North American Private University (Université nord-américaine privée) is a private university with an engineering school (International Institute of Technology – IIT), an architecture school (International School of Architecture, a department of IIT) and a business school (International School of Business), and is based in Sfax, Tunisia. It is accredited by the Ministry of Higher Education and Scientific Research and by the Accreditation Agency for Degree Programs in Engineering, Computer Science, the Natural Sciences and Mathematics (ASIIN). The university has 2 campuses: Sfax North and Sfax South.

== History ==
North American Private University was co-founded in 2012 by Dr Chafik Abid. a Tunisia born academic who obtained a PhD from Laval University in Quebec and then the Canadian citizenship. The aim of the university is to train future engineers, architects, and managers in Tunisia by providing them with solid national and international educational frameworks, as well as a diversity of academic backgrounds that combine theory and practice. The University is led by its co-founder, Dr Chafik Abid, who has recruited additional faculty and administrative staff over the years. The university has signed partnerships with many international universities and companies to enable students to pursue studies and experiences abroad. With over 1200 students in 2022, the university has built a new campus in the technopole of Sfax North in one year, and held a ceremony to celebrate its completion in January 2023. It welcomes an increasing number of international students, especially from West and Central Africa.

== Diplomas ==
 North American Private University offers several undergraduate and graduate courses in engineering, architecture and business administration.

→ International Institute of Technology (IIT):
- Preparatory cycle for engineering studies.
- Undergraduate tracks leading to License in Computer engineering and in Industrial engineering.
- Graduate tracks leading to the National Diploma of Engineer in Computer engineering, Industrial engineering, Civil engineering, Mechanical engineering, Process engineering

→ International School of Architecture (ISA), a department of IIT:
- Undergraduate and graduate courses leading to the National Diploma of Architecture.
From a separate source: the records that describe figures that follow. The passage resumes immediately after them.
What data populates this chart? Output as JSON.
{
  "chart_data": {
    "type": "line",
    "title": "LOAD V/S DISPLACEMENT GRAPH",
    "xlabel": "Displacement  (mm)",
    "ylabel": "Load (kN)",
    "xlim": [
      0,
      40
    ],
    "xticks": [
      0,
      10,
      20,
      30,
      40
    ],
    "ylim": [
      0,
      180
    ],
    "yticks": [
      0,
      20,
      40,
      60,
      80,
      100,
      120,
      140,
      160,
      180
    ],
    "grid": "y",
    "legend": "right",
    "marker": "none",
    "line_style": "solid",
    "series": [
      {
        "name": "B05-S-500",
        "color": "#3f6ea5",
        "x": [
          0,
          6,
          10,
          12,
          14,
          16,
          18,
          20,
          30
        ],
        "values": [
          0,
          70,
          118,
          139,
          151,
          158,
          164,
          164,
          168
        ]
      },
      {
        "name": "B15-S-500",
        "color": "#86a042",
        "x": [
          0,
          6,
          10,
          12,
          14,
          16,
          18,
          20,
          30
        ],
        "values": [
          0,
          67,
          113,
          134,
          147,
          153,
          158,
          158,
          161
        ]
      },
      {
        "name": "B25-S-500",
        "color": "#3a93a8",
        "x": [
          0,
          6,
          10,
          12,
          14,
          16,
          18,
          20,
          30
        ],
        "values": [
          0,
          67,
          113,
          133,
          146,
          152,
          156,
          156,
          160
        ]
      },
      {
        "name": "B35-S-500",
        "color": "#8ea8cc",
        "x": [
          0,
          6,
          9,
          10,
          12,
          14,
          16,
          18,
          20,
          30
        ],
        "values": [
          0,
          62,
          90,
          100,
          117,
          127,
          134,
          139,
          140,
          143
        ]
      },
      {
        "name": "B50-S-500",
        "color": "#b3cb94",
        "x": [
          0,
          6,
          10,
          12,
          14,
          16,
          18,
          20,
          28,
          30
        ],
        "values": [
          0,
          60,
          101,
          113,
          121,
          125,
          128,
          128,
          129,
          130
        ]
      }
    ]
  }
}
→ International School of Business (ISB):
- Undergraduate programs in Business Administration (License Nationale de Gestion, License of Business Administration).
- Graduate programs in Business Administration, including a 2-year MBA 100% in English and Specialized Master Programs in different fields such as in Digital Marketing, Financial Engineering and Accounting.
 North American Private University is well ranked among its peers.

== Faculty & research ==
 North American Private University has a faculty of more than 30 permanent professors, most of them holding a PhD from a Tunisian or an international university. Among the permanent professors:
- Dr Chafik Abid.
- Louis Boisgibault

 International Institute of Technology (IIT) has won two Erasmus+ research projects:

→ ENHANCE targets constructive objectives which are crucial for the development and the modernization of both Tunisian and Moroccan industry.

→ INTESA aims to provide a complete definition and evaluation of good greenhouse production practices used in Mediterranean climatic zones.